Ces derniers, émerveillés par la lumière des vitraux et l'élancement
de la structure, regagnent leur diocèse avec le désir de
reconstruire leur propre cathédrale dans le style particulier de
Saint-Denis. C'est le début de l'art gothique.

Suger,
homme d'exception
Fils d'un serf, Suger s'est hissé par ses seuls talents jusqu'au
sommet de l'Eglise et de l'Etat.
Conseiller des rois Louis VI et Louis VII, Suger mène une oeuvre législative
importante. Il assure la régence quand Louis VII et Aliénor partent
à la Croisade. Il consolide le royaume capétien en lointain
devancier de Richelieu.
Suger devient abbé de Saint-Denis, au nord de Paris. Cette abbaye,
dont les plus anciennes parties remontent aux rois mérovingiens de la
lignée de Clovis, a été très tôt un lieu de pélerinage.
Dès l'époque de Dagobert, des rois et des princes s'y font inhumer.
Pépin le Bref et ses deux fils, Carloman et Charlemagne, y ont été
successivement sacrés
roi des Francs par le pape.
Suger fait d'abord reconstruire la façade et la crypte de l'église
abbatiale dans le style roman de l'époque, non sans introduire sur la
façade une superbe rosace, la première du genre.
C'est seulement pour le choeur que Suger va avoir l'audace d'adopter
le nouveau style que l'on appellera plus tard «art gothique».
Entrepreneur hors pair, Suger a le sentiment d'oeuvrer pour la gloire
de l'Eglise et du royaume en reconstruisant Saint-Denis... Ses
conceptions sont à l'opposé de son contemporain et rival, l'austère
Bernard
de Clairvaux, qui plaide pour le dépouillement des lieux de culte.
Un art français
Après l'an mille, le renouveau
de l'Eglise d'Occident s'était illustré à travers l'art roman
(ou romain, c'est-à-dire d'inspiration latine), avec des voûtes
en berceau soutenues par de solides parois en pierre.
En 1122, à Sens, à l'occasion de la construction de la cathédrale
Saint-Etienne, un nouveau style architectural apparaît
subrepticement, plus léger, plus élancé, plus lumineux.
L'abbé Suger est séduit et décide de s'en inspirer pour sa chère
basilique.
Avec la consécration du choeur de la basilique de Saint-Denis, les
contemporains ont conscience d'assister à la naissance d'un nouveau
style architectural, proprement révolutionnaire par sa hardiesse et
son caractère résolument novateur.
Les contemporains l'appellent «art français» car il naît
dans le Bassin parisien, à Sens, Saint-Denis, Laon, Noyon, Paris.
On emploie aussi l'expression d'art «ogival», par référence
à l'ogive ou à l'arc brisé.
Dans la croisée d'ogive, le poids de la voûte se répartit selon
quatre arcs brisés dont les pieds reposent sur les colonnes des
coins.
Cette technique diminue l'effort sur les parois.
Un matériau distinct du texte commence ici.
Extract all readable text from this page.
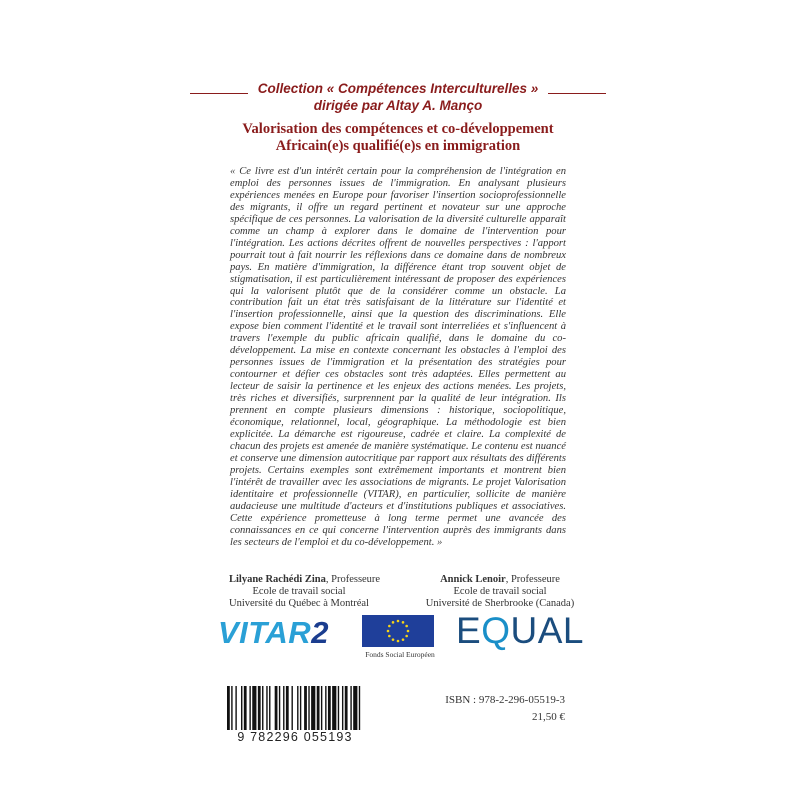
Collection « Compétences Interculturelles »
dirigée par Altay A. Manço
Valorisation des compétences et co-développement
Africain(e)s qualifié(e)s en immigration
« Ce livre est d'un intérêt certain pour la compréhension de l'intégration en emploi des personnes issues de l'immigration. En analysant plusieurs expériences menées en Europe pour favoriser l'insertion socioprofessionnelle des migrants, il offre un regard pertinent et novateur sur une approche spécifique de ces personnes. La valorisation de la diversité culturelle apparaît comme un champ à explorer dans le domaine de l'intervention pour l'intégration. Les actions décrites offrent de nouvelles perspectives : l'apport pourrait tout à fait nourrir les réflexions dans ce domaine dans de nombreux pays. En matière d'immigration, la différence étant trop souvent objet de stigmatisation, il est particulièrement intéressant de proposer des expériences qui la valorisent plutôt que de la considérer comme un obstacle. La contribution fait un état très satisfaisant de la littérature sur l'identité et l'insertion professionnelle, ainsi que la question des discriminations. Elle expose bien comment l'identité et le travail sont interreliées et s'influencent à travers l'exemple du public africain qualifié, dans le domaine du co-développement. La mise en contexte concernant les obstacles à l'emploi des personnes issues de l'immigration et la présentation des stratégies pour contourner et défier ces obstacles sont très adaptées. Elles permettent au lecteur de saisir la pertinence et les enjeux des actions menées. Les projets, très riches et diversifiés, surprennent par la qualité de leur intégration. Ils prennent en compte plusieurs dimensions : historique, sociopolitique, économique, relationnel, local, géographique. La méthodologie est bien explicitée. La démarche est rigoureuse, cadrée et claire. La complexité de chacun des projets est amenée de manière systématique. Le contenu est nuancé et conserve une dimension autocritique par rapport aux résultats des différents projets. Certains exemples sont extrêmement importants et montrent bien l'intérêt de travailler avec les associations de migrants. Le projet Valorisation identitaire et professionnelle (VITAR), en particulier, sollicite de manière audacieuse une multitude d'acteurs et d'institutions publiques et associatives. Cette expérience prometteuse à long terme permet une avancée des connaissances en ce qui concerne l'intervention auprès des immigrants dans les secteurs de l'emploi et du co-développement. »
Lilyane Rachédi Zina, Professeure
Ecole de travail social
Université du Québec à Montréal
Annick Lenoir, Professeure
Ecole de travail social
Université de Sherbrooke (Canada)
VITAR2
Fonds Social Européen
EQUAL
9 782296 055193
ISBN : 978-2-296-05519-3
21,50 €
Elle permet de
multiplier les ouvertures dans les murs et d'élever les voûtes à de
très grandes hauteurs.
L'art «ogival» est rationnel. Il se signale par la
valorisation de la structure (arc brisé, arc-boutant, croisées
d'ogives,...) et l'absence de décoration superflue.
Il est aussi symbolique. Le plan, la hauteur des nefs et la lumière
expriment le désir d'élévation vers Dieu. Sur le portail, les
colonnes-statues représentent l'élan des hommes vers le Christ en
majesté qui figure sur le tympan du portail.
Les vitraux historiés décrivent les scènes de l'Evangile et de
l'Ancien Testament à l'attention des chrétiens analphabètes. On
peut encore en apprécier la sauvage beauté dans le choeur de la
magnifique cathédrale de Bourges.
Contrairement à des idées reçues, cet art n'est pas anonyme. Les maîtres
d'ouvrage et les architectes se font représenter au coeur de leur
oeuvre. Ainsi, à Saint-Denis, Suger figure sur plusieurs vitraux et
il se cite dans diverses inscriptions.
Dans plusieurs cathédrales, le nom de l'architecte en chef se
retrouve au coeur du «labyrinthe». Ce dallage symbolise au
milieu de la nef le chemin qui mène à Jérusalem.